NEW YORK (GenomeWeb News) – In a pair of papers appearing in the early online edition of Nature Genetics this week, two research teams have garnered information on copy number variant patterns in the human genome.
In the first of these papers, an international research team identified CNVs in dozens of individuals from three Asian populations. Using array comparative genomic hybridization and massively parallel sequencing, the researchers found nearly 5,200 CNV groups in the genomes of 30 individuals from Korea, China, and Japan — and among those more than 3,500 CNVs appear to be specific to Asian populations.
In the process, the team also came up with a strategy for finding absolute copy number values based on relative CNV data generated by array CGH and whole-genome sequence information.
"These common CNVs in Asian populations will be a useful resource for subsequent genetic studies in these populations," co-senior authors Charles Lee and Jeong-Sun Seo, based at Boston's Brigham and Women's Hospital and Seoul National University, respectively, and colleagues wrote, "and the new method for calling absolute CNVs will be essential for applying CNV data to personalized medicine."
In an effort to catalog CNVs in Asian populations, the researchers used array CGH with custom Agilent 24M arrays to assess genomic DNA from 10 Korean, 10 Japanese, and 10 Chinese individuals.
After filtering the CNV data and converting it to absolute CNV numbers through comparisons with read depth data on sequenced human genomes (a European genome and two Korean genomes), the researchers detected almost 21,000 CNV segments.
These CNVs included 5,177 CNV element groups for which the researchers determined absolute copy number. Of these, 3,547 CNV elements have been detected only in Asian populations so far.
For example, the team found that copy number gains detected tended to affect genes involved in processes such as nucleic acid metabolism and development, while losses frequently involved cell adhesion and other genes. Both gains and losses were associated with genes in immunity and sensory perception pathways.
In their follow-up experiments, the team used a custom CNV genotyping array to evaluate CNV patterns in 13 individuals from three generations of the same Asian family. They also compared their results with previously published CNV data generated using NimbleGen arrays.
"To more accurately apply CNV research to personalized medicine, copy number genotyping must not rely on relative copy number data, but should be able to identify the absolute copy number state in any given individual," the researchers concluded. "Our results also provide guidance for future studies in genomic medicine in the Asian population, especially those that identify ethnic differences in predisposition to disease and drug response."

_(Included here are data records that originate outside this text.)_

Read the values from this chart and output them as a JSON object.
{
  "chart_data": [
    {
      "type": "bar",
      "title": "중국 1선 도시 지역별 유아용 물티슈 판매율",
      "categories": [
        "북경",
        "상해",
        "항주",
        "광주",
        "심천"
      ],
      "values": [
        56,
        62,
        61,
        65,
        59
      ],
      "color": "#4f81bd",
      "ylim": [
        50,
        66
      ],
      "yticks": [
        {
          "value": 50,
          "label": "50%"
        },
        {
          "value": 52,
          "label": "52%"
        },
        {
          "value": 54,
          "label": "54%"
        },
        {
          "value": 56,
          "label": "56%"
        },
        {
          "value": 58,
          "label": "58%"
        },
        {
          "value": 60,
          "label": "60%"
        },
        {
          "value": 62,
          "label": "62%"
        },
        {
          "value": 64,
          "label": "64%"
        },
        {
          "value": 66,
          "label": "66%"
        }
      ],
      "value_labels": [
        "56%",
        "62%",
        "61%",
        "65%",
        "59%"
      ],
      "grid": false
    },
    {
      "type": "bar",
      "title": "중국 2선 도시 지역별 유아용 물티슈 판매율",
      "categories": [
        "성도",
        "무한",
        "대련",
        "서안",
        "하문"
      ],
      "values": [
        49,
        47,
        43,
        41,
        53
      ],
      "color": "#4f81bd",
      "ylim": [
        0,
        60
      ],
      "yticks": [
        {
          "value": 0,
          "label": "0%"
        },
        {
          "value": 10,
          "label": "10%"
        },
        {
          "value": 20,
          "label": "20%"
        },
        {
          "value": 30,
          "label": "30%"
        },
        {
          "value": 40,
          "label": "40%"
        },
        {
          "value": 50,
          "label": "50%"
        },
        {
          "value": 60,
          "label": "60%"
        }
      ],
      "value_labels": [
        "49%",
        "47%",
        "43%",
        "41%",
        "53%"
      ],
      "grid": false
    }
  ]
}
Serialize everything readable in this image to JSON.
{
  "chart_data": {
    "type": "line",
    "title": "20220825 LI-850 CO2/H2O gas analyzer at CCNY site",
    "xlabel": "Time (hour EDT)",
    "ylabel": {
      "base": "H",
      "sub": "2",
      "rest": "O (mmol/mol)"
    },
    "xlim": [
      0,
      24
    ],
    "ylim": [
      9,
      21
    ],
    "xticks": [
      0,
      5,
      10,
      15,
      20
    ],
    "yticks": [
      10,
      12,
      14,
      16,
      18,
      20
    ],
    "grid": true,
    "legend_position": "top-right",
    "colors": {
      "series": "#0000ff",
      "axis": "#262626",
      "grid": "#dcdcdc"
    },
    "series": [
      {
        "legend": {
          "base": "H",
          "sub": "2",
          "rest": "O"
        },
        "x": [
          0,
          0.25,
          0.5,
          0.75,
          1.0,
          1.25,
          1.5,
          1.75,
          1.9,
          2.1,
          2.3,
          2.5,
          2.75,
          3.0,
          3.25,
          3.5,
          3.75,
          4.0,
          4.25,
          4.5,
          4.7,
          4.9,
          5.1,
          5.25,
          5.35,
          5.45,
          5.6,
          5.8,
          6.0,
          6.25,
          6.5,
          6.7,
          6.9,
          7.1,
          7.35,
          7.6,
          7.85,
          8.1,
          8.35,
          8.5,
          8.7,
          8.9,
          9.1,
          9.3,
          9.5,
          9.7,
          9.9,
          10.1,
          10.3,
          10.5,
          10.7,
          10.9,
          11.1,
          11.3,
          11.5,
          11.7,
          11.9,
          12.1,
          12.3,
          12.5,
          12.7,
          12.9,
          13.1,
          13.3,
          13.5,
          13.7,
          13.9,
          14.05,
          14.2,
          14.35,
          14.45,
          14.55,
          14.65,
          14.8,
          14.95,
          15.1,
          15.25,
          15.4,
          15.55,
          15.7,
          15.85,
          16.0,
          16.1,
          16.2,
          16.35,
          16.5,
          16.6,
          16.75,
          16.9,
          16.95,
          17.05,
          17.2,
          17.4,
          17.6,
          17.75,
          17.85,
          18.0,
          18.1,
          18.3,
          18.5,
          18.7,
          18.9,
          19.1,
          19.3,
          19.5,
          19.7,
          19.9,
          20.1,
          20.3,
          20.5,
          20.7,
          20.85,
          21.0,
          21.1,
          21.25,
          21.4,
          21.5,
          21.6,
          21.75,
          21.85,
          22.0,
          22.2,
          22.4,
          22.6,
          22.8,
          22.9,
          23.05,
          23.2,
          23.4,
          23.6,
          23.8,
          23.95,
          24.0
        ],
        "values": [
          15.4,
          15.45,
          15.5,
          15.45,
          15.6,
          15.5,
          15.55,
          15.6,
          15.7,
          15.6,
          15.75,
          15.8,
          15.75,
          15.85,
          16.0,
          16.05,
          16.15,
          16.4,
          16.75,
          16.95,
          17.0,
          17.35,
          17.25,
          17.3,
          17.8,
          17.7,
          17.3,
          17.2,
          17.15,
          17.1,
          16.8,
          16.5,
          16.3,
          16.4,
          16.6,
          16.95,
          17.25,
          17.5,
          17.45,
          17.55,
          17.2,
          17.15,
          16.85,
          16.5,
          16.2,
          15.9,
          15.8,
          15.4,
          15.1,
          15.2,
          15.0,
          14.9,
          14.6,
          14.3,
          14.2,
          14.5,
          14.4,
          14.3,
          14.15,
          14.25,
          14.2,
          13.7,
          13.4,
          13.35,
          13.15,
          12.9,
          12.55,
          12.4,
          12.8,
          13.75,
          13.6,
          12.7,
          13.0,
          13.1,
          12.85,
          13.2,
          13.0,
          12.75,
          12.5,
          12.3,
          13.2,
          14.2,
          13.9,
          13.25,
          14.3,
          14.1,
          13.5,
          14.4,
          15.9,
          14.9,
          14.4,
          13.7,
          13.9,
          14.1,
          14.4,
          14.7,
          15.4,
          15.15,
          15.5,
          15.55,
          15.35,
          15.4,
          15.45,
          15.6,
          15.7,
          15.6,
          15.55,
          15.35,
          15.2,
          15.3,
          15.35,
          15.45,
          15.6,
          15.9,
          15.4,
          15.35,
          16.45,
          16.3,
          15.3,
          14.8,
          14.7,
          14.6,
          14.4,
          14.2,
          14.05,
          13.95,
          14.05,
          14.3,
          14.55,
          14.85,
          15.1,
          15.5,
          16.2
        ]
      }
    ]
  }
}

Meanwhile, Wellcome Trust Sanger Institute researcher Matthew Hurles led a group of researchers who used high-throughput sequencing of DNA captured by targeted hybridization to pinpoint hundreds of CNV breakpoints in genomic DNA from three individuals.
"Mapping CNVs to base-pair resolution allows precise annotation of function, including whether each CNV overlaps functional sequences and the likely impact on those sequences," Hurles and his co-authors wrote.
"[B]ase-pair resolution enables the development of breakpoint-specific genotyping assays, which, by virtue of their qualitative nature, are likely to be more robust than quantitative assays for the same variants and thus more useful in locus-specific population surveys, such as association studies," they added.
For that study, researchers captured pooled DNA from three individual genomes using a custom NimbleGen 385k array targeting 1,785 CNVs larger than 400 base pairs.
After weeding out false positive CNVs and targeted regions not containing breakpoints, the researchers were left with 1,067 CNVs with breakpoints that could be sequenced using the Roche 454 FLX platform.
By mapping hundreds of thousands of sequence reads to the human genome, the team tracked down breakpoints for 205 CNVs. To hone in on even more breakpoints, they developed a mapping method that relied on the BLAT alignment algorithm.
Together, the approaches yielded information on 324 CNV breakpoints, including 315 deletion breakpoints.
From there, the researchers began tracking down characteristic sequence signatures associated with the CNVs, identifying four different CNV breakpoint groups.
For example, the researchers found microhomology at most deletion breakpoints. And about a third of the deletion breakpoints contained inserted sequences ranging in size from one to 367 bases.
Nearly five percent of the breakpoints they found were more complicated, leading the team to speculate that these may have arisen through a process such as replication-based strand switching.
The researchers cautioned that other mapping strategies may turn up even more breakpoint sequences and classes. And, they explained, even with the breakpoint data available now, some questions remain about the causes of some CNVs — particularly complicated rearrangements.
Even so, those involved in the study noted that the targeted approach appears to be a useful alternative to more expensive analyses of CNVs based on whole-genome resequencing data.
"As the technology matures, targeted resequencing could be the gold standard for validation in CNV studies," the team wrote.